Илья Качалкин : Свидетелей надо убрать (быль)

21:22  24-01-2007
Алексей жил в Москве третий год. До этого был Псков, Питер… А до Пскова Нальчик, откуда Алексей уехал вскоре после развала Союза. "Развал Союза " теперь, через десять лет – формулировка. Дешевая формулировка, которой можно спекулировать. Понятие “спекуляция” подразумевает неадекватное взвинчивание цены, заведомо дешевого товара. Цена “товара” тогда, десять лет назад была реальной: “хозяева земли” гнали “оккупантов” всеми правдами и неправдами… Отец Алексея – инженер-энергетик стал оккупантом после распределения из института, мать, после факта замужества. Алексей родился оккупантом….
Вам хоть раз под дверью какали! Ну разочек?! А теперь попробуйте представить, что это делают не только под дверью, но и на подоконниках, в вашем почтовом ящике, в коляске вашего ребенка, которую Вы на пять минут оставили на лестничной клетке. А если Вы выходите с тряпкой и совком, Вас обвиняют в великодержавном шовинизме и растаптывании самобытности… Видимо, умение гадить на подоконниках и самобытность имеют много общего.
Когда Алексей уезжал ему было девятнадцать.
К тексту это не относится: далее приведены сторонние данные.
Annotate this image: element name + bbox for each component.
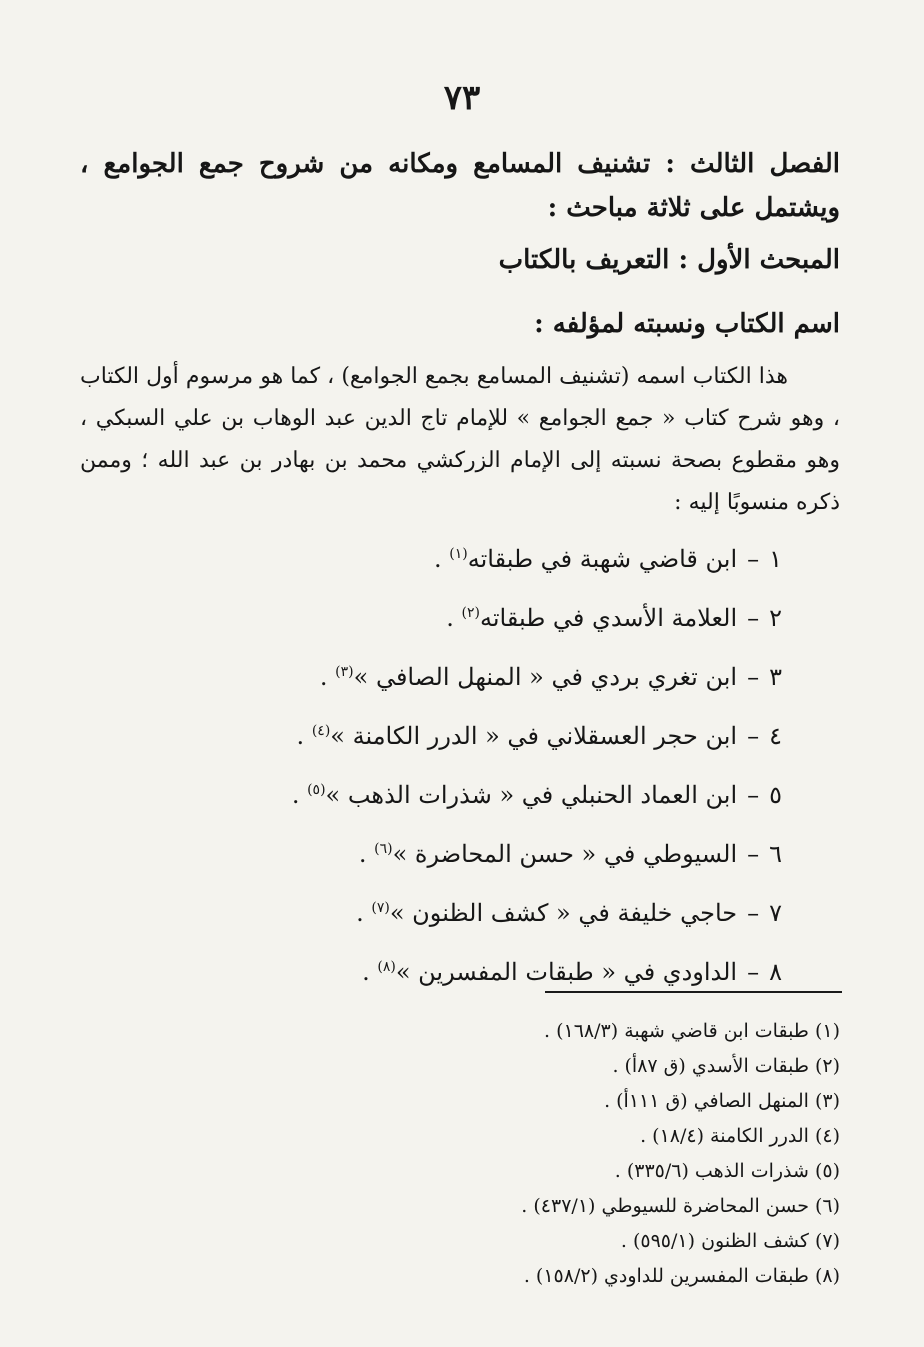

Отцу – шестьдесят, маме – сорок восемь. Родители хотели хоть чем-то помочь сыну и старались: Иван Сергеич обзвонил всех своих ленинградских коллег, связался с деканом института, напутствовал Алексея и неуклюже напоминал ему, что "надо быть мужчиной".
Надежда Алексеевна тоже звонила по телефону и убеждала дальних родственников, что ее сын приличный молодой человек, непьющий. Вспоминала что-то… Зачем?… Наверное, неосознанно надеялась на какие-то ностальгические реакции.
Соответственно – помощь ее ребенку.

В Ленинграде Алексей учился, во Пскове – служил в армии. Вернулся в Питер – закончил институт. Два последующих года болтался по общежитиям и квартирам подружек, которые были чрезвычайно похожи. И квартиры и подружки, да и общаги. Все было серо-алым. Алым цветом сверкала губная помада, грязно-серым – давили стены.
Наблюдая сочетания колеров, хотелось сказать: Я-я, дас ист фантастишь! Потом шепотом добавить, путая языки – швайн лайф... Допить и уснуть.
Из путания языков, допивания и засыпания, вслед за этим, сварился неожиданный бульон под названием " Москва". Среди янтарных островков жира, обозначавших хорошее жилье, воровство, карьеру, бандитизм и дорогие магазины, вдруг нарисовалась текущая плоскодонка Алексея.
Алексей продавал аудио и видео кассеты в палатке, рядом со станцией метро Кузьминки. Половину заработанных денег он отдавал за комнату, а вторую половину проедал. Ирония судьбы выглядывала из-за портьеры и улыбалась:
хозяином палатки был великолепный человек из Нальчика. У него был один недостаток, (а может быть особенность?) он очень редко мылся. В остальном был человек, как человек: две ноги, две руки, зарплату вовремя платил. Курил табак. В зубах спичкой ковырялся. Разговаривал с акцентом.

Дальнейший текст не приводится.